Он рассказывал все более и более нервно, сбивчиво, однако главное Званцев понял хорошо. Арестовали прямо в номере, всех троих усадили в автомобиль, отвезли на Мотовилихинский литейный и там, около действующей плавильной печи, застрелили. Трупы бросили в печь. "Один комиссар даже сказал: вот, мол, плавку испортили! А второй ответил: ничего, сойдет и такая. Даже, мол, лучше: с такими лицами внутри..."
- Вы присутствовали? У меня такое впечатление, что вы все видели своими глазами. Может быть, захотите поделиться своими воспоминаниями в нашем журнале?
- Что вы... - скромно потупился. - Незачем. Вам - рассказал. А чтобы делиться с общественностью... Нет.

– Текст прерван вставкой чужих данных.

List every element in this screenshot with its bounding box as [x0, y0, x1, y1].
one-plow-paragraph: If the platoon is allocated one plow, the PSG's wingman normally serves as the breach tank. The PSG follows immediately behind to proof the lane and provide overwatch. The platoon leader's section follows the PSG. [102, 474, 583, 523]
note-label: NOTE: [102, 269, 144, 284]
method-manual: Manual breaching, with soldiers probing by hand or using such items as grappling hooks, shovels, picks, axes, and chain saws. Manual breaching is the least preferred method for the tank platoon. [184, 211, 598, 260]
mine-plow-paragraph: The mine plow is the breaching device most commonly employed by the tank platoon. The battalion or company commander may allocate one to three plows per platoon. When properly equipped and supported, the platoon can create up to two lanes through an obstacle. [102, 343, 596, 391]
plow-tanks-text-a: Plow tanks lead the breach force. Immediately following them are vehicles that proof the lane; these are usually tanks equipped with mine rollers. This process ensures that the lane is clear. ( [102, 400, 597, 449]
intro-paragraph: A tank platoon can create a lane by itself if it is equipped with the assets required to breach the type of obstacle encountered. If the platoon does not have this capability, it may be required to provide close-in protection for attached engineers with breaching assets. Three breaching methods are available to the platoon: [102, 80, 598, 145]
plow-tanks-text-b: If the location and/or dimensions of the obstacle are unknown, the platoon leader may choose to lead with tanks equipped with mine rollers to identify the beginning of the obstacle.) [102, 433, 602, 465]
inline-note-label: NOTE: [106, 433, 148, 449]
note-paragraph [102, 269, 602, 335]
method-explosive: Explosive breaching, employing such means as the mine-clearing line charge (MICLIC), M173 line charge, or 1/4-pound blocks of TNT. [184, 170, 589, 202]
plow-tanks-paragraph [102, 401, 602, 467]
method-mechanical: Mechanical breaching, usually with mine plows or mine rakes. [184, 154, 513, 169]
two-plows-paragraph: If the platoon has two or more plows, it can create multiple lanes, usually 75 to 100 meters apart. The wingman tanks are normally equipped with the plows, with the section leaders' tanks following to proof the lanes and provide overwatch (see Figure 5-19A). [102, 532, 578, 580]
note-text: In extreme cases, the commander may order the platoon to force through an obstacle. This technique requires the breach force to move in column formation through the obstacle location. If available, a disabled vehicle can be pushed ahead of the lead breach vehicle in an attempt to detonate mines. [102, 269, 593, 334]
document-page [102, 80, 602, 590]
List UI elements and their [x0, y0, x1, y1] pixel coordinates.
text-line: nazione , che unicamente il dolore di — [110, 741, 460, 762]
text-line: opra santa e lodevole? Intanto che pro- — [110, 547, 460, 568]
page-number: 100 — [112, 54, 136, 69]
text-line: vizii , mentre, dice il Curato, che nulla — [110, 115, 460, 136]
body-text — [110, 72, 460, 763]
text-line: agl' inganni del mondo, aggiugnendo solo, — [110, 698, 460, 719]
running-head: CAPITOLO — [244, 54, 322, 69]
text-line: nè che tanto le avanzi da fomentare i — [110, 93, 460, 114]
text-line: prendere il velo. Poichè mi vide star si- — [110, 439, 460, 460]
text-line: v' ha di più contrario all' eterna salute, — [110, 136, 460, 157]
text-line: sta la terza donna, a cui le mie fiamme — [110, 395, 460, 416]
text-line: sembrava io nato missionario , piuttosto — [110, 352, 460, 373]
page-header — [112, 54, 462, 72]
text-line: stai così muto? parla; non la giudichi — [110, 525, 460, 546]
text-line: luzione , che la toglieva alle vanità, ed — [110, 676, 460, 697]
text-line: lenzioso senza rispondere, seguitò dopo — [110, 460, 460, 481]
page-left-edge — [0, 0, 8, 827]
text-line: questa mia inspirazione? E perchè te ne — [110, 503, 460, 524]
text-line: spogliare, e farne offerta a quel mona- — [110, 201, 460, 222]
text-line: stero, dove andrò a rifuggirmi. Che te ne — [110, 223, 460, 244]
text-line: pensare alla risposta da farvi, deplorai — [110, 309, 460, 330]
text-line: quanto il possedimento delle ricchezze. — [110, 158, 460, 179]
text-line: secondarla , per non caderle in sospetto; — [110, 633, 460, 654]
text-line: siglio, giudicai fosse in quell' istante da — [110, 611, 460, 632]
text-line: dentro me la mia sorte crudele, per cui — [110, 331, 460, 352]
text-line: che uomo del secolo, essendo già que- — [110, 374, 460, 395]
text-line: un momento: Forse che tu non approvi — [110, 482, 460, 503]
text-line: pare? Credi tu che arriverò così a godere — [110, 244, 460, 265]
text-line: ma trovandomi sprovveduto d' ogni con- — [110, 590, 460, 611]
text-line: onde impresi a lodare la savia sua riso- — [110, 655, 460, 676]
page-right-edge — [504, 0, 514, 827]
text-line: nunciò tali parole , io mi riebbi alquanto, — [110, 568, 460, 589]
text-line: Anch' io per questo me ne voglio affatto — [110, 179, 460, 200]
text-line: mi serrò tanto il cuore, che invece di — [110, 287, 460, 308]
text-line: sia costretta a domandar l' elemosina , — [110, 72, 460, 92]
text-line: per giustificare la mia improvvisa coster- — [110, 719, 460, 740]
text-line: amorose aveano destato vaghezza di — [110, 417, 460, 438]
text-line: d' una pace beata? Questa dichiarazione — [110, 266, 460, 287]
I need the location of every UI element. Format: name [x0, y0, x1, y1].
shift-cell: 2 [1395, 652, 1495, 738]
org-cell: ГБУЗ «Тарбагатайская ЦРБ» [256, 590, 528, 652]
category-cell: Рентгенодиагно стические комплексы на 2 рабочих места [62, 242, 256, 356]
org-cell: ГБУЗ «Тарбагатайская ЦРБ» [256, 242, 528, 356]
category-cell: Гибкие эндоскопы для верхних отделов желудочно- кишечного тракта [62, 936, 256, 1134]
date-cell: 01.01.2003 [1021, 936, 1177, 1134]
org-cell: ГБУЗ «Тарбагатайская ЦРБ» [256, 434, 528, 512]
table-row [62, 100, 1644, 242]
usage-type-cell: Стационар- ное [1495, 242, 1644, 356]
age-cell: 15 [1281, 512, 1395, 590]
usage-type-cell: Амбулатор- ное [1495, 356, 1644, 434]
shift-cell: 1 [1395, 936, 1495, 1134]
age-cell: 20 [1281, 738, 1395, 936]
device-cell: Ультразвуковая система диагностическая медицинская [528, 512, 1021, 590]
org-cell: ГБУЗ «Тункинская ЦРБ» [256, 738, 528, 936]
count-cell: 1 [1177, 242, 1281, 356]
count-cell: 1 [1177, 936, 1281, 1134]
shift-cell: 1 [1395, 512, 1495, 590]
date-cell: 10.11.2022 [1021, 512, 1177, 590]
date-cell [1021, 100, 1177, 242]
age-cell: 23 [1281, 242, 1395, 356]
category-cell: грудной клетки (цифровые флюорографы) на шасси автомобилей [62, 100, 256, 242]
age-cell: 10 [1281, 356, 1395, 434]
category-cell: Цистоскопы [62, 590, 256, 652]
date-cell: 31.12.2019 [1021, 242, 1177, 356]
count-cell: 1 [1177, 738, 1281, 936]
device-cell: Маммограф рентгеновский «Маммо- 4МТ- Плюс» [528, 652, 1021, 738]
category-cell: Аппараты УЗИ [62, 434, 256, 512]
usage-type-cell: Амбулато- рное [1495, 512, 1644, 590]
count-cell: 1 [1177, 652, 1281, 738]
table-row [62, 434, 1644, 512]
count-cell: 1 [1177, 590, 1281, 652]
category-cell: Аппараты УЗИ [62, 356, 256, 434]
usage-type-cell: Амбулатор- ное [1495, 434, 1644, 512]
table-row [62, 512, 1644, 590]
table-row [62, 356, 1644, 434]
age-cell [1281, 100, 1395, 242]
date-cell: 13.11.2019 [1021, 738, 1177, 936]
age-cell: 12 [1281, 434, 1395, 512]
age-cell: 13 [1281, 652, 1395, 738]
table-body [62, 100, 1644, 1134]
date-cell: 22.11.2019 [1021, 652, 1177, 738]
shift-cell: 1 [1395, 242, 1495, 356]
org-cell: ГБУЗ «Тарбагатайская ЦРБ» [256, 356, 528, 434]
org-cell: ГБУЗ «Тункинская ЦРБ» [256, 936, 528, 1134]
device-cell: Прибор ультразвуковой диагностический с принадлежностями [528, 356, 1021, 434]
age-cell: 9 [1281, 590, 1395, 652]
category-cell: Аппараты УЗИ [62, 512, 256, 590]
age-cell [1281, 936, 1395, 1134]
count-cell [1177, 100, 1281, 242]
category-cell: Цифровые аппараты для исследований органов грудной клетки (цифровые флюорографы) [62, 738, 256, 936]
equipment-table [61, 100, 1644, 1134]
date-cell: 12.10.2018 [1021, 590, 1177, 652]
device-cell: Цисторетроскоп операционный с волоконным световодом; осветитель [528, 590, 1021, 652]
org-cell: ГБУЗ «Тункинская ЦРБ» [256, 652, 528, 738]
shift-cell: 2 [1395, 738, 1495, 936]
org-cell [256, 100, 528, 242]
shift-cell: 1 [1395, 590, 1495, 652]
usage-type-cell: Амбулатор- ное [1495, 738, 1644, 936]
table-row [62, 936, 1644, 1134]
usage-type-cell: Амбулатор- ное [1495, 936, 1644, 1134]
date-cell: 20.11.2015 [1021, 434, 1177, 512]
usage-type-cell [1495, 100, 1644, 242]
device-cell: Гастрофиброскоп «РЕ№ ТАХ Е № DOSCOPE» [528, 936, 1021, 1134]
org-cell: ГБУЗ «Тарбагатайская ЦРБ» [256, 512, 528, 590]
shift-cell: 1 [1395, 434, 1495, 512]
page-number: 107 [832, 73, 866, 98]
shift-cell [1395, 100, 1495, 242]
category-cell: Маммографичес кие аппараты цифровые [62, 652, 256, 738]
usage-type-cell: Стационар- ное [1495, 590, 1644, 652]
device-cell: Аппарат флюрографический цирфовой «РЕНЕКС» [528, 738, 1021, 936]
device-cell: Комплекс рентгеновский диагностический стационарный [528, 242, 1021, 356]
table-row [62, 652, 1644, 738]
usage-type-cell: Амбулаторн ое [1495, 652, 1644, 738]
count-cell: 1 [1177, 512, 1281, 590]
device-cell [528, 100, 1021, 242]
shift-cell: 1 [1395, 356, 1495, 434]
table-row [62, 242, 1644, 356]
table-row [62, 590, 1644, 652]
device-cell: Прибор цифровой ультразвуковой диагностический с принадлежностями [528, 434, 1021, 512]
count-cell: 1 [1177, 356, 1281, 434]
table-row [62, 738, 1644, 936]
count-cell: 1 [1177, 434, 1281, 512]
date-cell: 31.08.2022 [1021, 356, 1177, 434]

Рассказ впечатлял. Но в Париже, лет пятнадцать назад, причастные к расследованию офицеры рассказывали иначе. Чтобы проверить, изложил Никодиму Никодимовичу свою версию: в Перми был в те времена умственно отсталый Ганька Мясников, бандит, причастный большевикам (естественно, выражения смягчил). Когда "настоящие коммунисты" арестовали Михаила и его людей - их усадили в закрытый автомобиль и увезли по Торговой улице, к вокзалу. Потом - по Сибирскому тракту в сторону Кунгура, верст восемьдесят. Здесь уже ждал другой автомобиль, с Ганькой. Отъехав немного, остановились у леса, вывели арестованных и углубились в чащу. Здесь Ганька всех и убил... Правда, великий князь пытался сопротивляться - да ведь куда там... Праведная ненависть Гани (так и сказал) сделала свое трудное дело: убили всех и закопали здесь же, пометив самое большое дерево инициалами "М.А.".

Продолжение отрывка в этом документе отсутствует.